International equities were mixed. In Europe, equity markets ended the week near their record highs as strong business activity reports eased COVID-19 related concerns. Separately, in Japan, the MSCI Japan Index fell by 1.4%. This decline is largely attributable to the 4Q 2019 GDP-change report, producing the worse results in more than five years. Elsewhere, Chinese markets rallied to a one-month high, supported by the central bank cutting interest rates and declining numbers of new reported cases of the coronavirus. The developed, international MSCI EAFE Index was down (-1.2%) while the MSCI Emerging Markets Index fared worse, falling by 2.0%.
Economic data was mixed largely due to coronavirus impacts. UK inflation increased dramatically to about 1.8% as a result of higher gasoline and airfare prices. In the UK jobs market, data indicates that 180,000 new jobs were created in the 4th quarter of 2019, beating economists’ expectations, and the unemployment rate remains near its record-low of 3.8%. In China, rumors circulated that factories may reopen earlier than expected to add a much-needed boost to the industrial production and manufacturing output. There was even mention of a government bailout for struggling airlines. More broadly across other emerging markets including Brazil, Russia, and Turkey, markets mostly declined due to rising political tensions, ultra-low inflation rates, and falling currency valuations versus the U.S. dollar.
Debt markets had a small but positive weekly change.

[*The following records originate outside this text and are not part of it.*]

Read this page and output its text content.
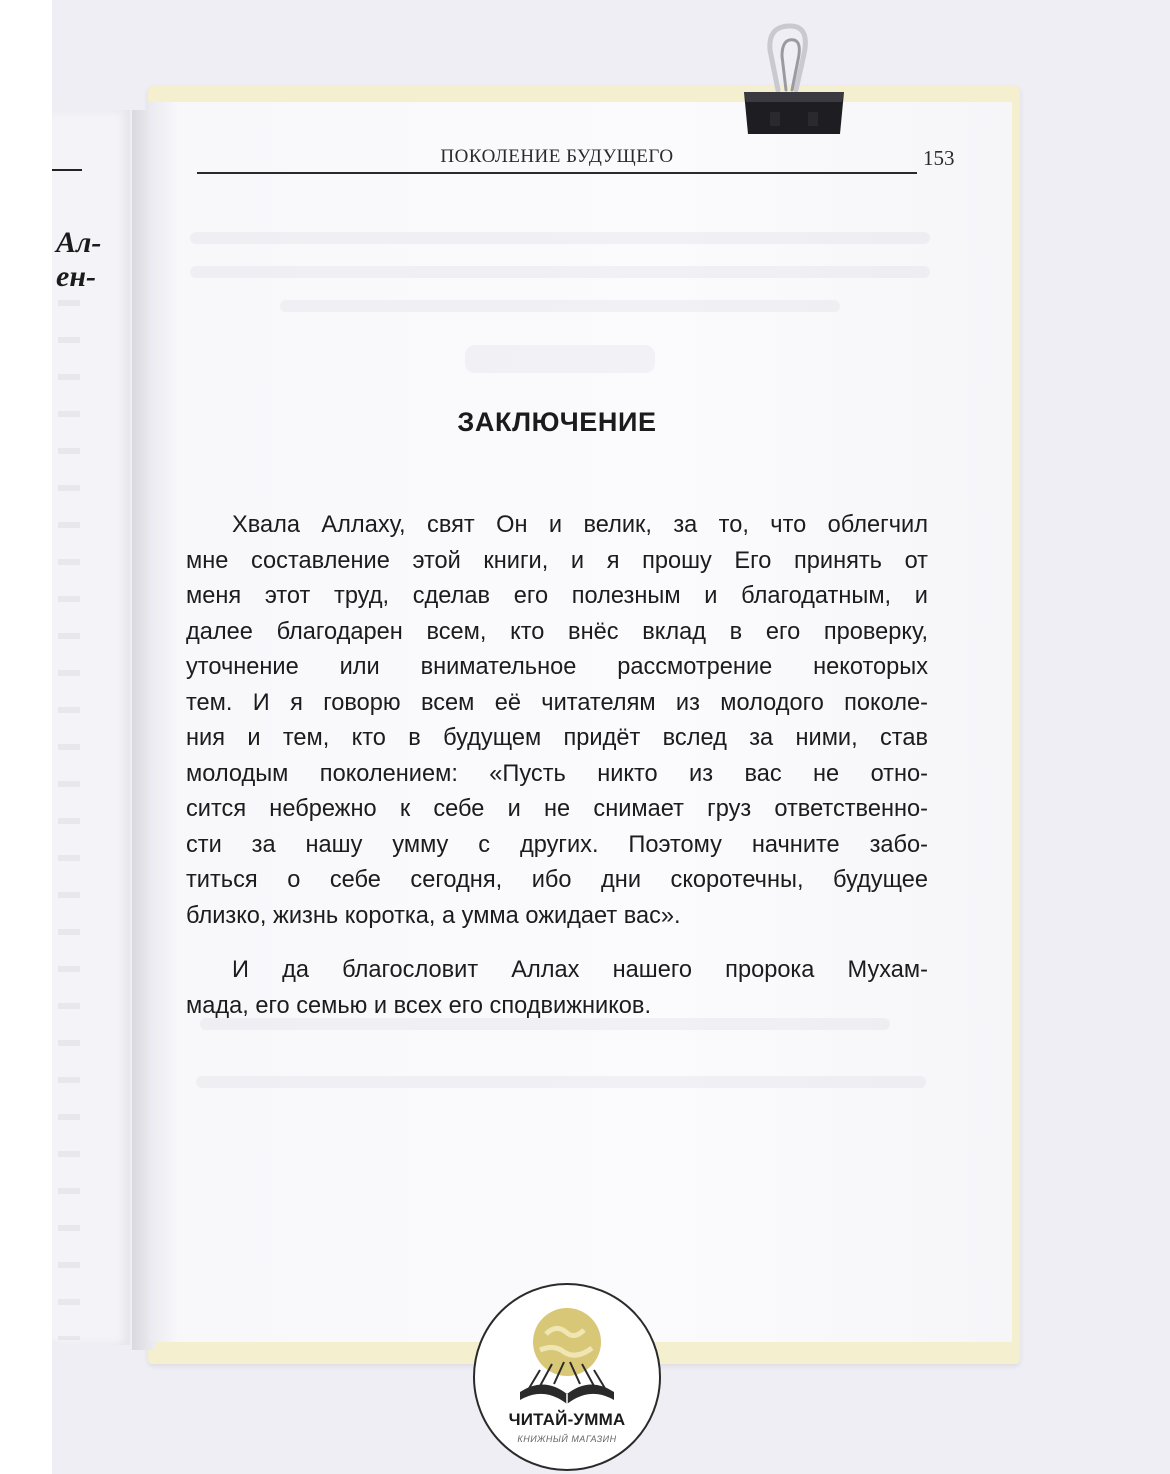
Ал-
ен-
ПОКОЛЕНИЕ БУДУЩЕГО	153
ЗАКЛЮЧЕНИЕ
Хвала Аллаху, свят Он и велик, за то, что облегчил
мне составление этой книги, и я прошу Его принять от
меня этот труд, сделав его полезным и благодатным, и
далее благодарен всем, кто внёс вклад в его проверку,
уточнение или внимательное рассмотрение некоторых
тем. И я говорю всем её читателям из молодого поколе-
ния и тем, кто в будущем придёт вслед за ними, став
молодым поколением: «Пусть никто из вас не отно-
сится небрежно к себе и не снимает груз ответственно-
сти за нашу умму с других. Поэтому начните забо-
титься о себе сегодня, ибо дни скоротечны, будущее
близко, жизнь коротка, а умма ожидает вас».
И да благословит Аллах нашего пророка Мухам-
мада, его семью и всех его сподвижников.
ЧИТАЙ-УММА
КНИЖНЫЙ МАГАЗИН
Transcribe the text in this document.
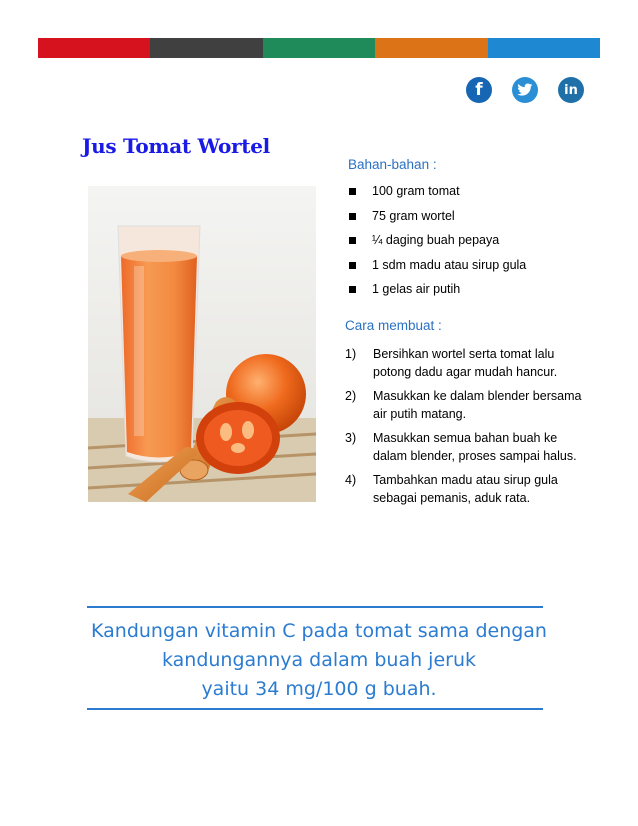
f	in
Jus Tomat Wortel
Bahan-bahan :
100 gram tomat
75 gram wortel
¼ daging buah pepaya
1 sdm madu atau sirup gula
1 gelas air putih
Cara membuat :
1)	Bersihkan wortel serta tomat lalu potong dadu agar mudah hancur.
2)	Masukkan ke dalam blender bersama air putih matang.
3)	Masukkan semua bahan buah ke dalam blender, proses sampai halus.
4)	Tambahkan madu atau sirup gula sebagai pemanis, aduk rata.
Kandungan vitamin C pada tomat sama dengan
kandungannya dalam buah jeruk
yaitu 34 mg/100 g buah.
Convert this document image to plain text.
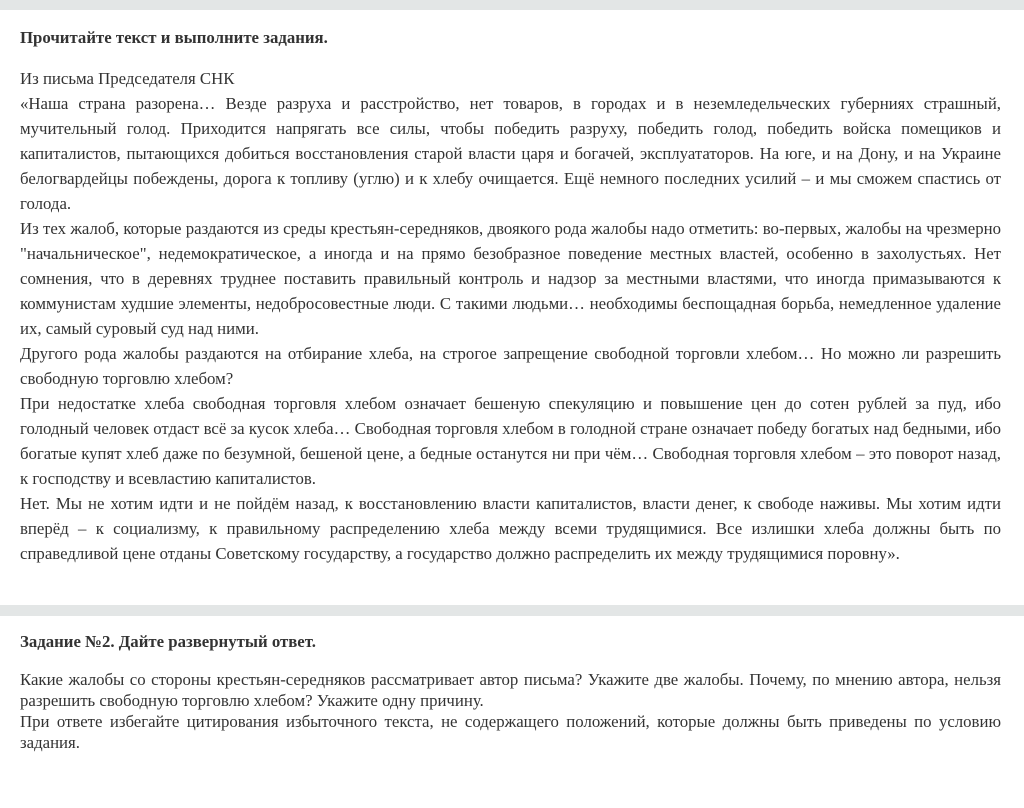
Прочитайте текст и выполните задания.

Из письма Председателя СНК

«Наша страна разорена… Везде разруха и расстройство, нет товаров, в городах и в неземледельческих губерниях страшный, мучительный голод. Приходится напрягать все силы, чтобы победить разруху, победить голод, победить войска помещиков и капиталистов, пытающихся добиться восстановления старой власти царя и богачей, эксплуататоров. На юге, и на Дону, и на Украине белогвардейцы побеждены, дорога к топливу (углю) и к хлебу очищается. Ещё немного последних усилий – и мы сможем спастись от голода.

Из тех жалоб, которые раздаются из среды крестьян-середняков, двоякого рода жалобы надо отметить: во-первых, жалобы на чрезмерно "начальническое", недемократическое, а иногда и на прямо безобразное поведение местных властей, особенно в захолустьях. Нет сомнения, что в деревнях труднее поставить правильный контроль и надзор за местными властями, что иногда примазываются к коммунистам худшие элементы, недобросовестные люди. С такими людьми… необходимы беспощадная борьба, немедленное удаление их, самый суровый суд над ними.

Другого рода жалобы раздаются на отбирание хлеба, на строгое запрещение свободной торговли хлебом… Но можно ли разрешить свободную торговлю хлебом?

При недостатке хлеба свободная торговля хлебом означает бешеную спекуляцию и повышение цен до сотен рублей за пуд, ибо голодный человек отдаст всё за кусок хлеба… Свободная торговля хлебом в голодной стране означает победу богатых над бедными, ибо богатые купят хлеб даже по безумной, бешеной цене, а бедные останутся ни при чём… Свободная торговля хлебом – это поворот назад, к господству и всевластию капиталистов.

Нет. Мы не хотим идти и не пойдём назад, к восстановлению власти капиталистов, власти денег, к свободе наживы. Мы хотим идти вперёд – к социализму, к правильному распределению хлеба между всеми трудящимися. Все излишки хлеба должны быть по справедливой цене отданы Советскому государству, а государство должно распределить их между трудящимися поровну».

Задание №2. Дайте развернутый ответ.

Какие жалобы со стороны крестьян-середняков рассматривает автор письма? Укажите две жалобы. Почему, по мнению автора, нельзя разрешить свободную торговлю хлебом? Укажите одну причину.

При ответе избегайте цитирования избыточного текста, не содержащего положений, которые должны быть приведены по условию задания.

All domestic bond yields declined for the week, and the overall yield curve remained inverted, with the 1-year yield of 1.44%, well above the 5-year yield level of 1.32%. The longer-term, 30-year Treasury yields reached a new record low of 1.92%. Since yields and bond prices move in opposite direction, these extremely low yields resulted in a small increase in bond prices. The municipal bond market once again strengthened through the week, led by high demand levels. Likewise, investment-grade corporate bonds experienced large new issuance levels, and balanced buying and selling demands, reflected by the Bloomberg Barclays U.S. Investment Grade Corporate Bond Index rising by +0.6%.
Monday, February 24, 2020
•German Ifo Business Climate, February
Tuesday, February 25, 2020
•German GDP Growth Rate, Final, Q4 2019
Thursday, February 27, 2020
•Euro Area Business Confidence Index, February
•US Durable Goods Orders, MoM, January
•US GDP Growth Rate, 2nd estimate, Q4 2019
Friday, February 28, 2020
•GB Consumer Confidence, February
•French GDP Growth Rate, Q4 2019
•US Personal Income, January
•US Personal Spending, January
Resource of the week:
After a 40-year career on Wall Street, including heading the Investment Management Division at Goldman Sachs and serving as Chairman and CEO of AllianceBernstein, Peter Kraus decided that the active asset management industry needed a makeover. In particular, Peter believed the alignment of interests was off and there was limited trust that investment firms’ truly had the client’s best interests in mind. In this episode of Capital Allocators, Peter discusses how his new firm, Aperture Investors, seeks to fix these problems and bring a strong defense from active management against the rise of passive investing.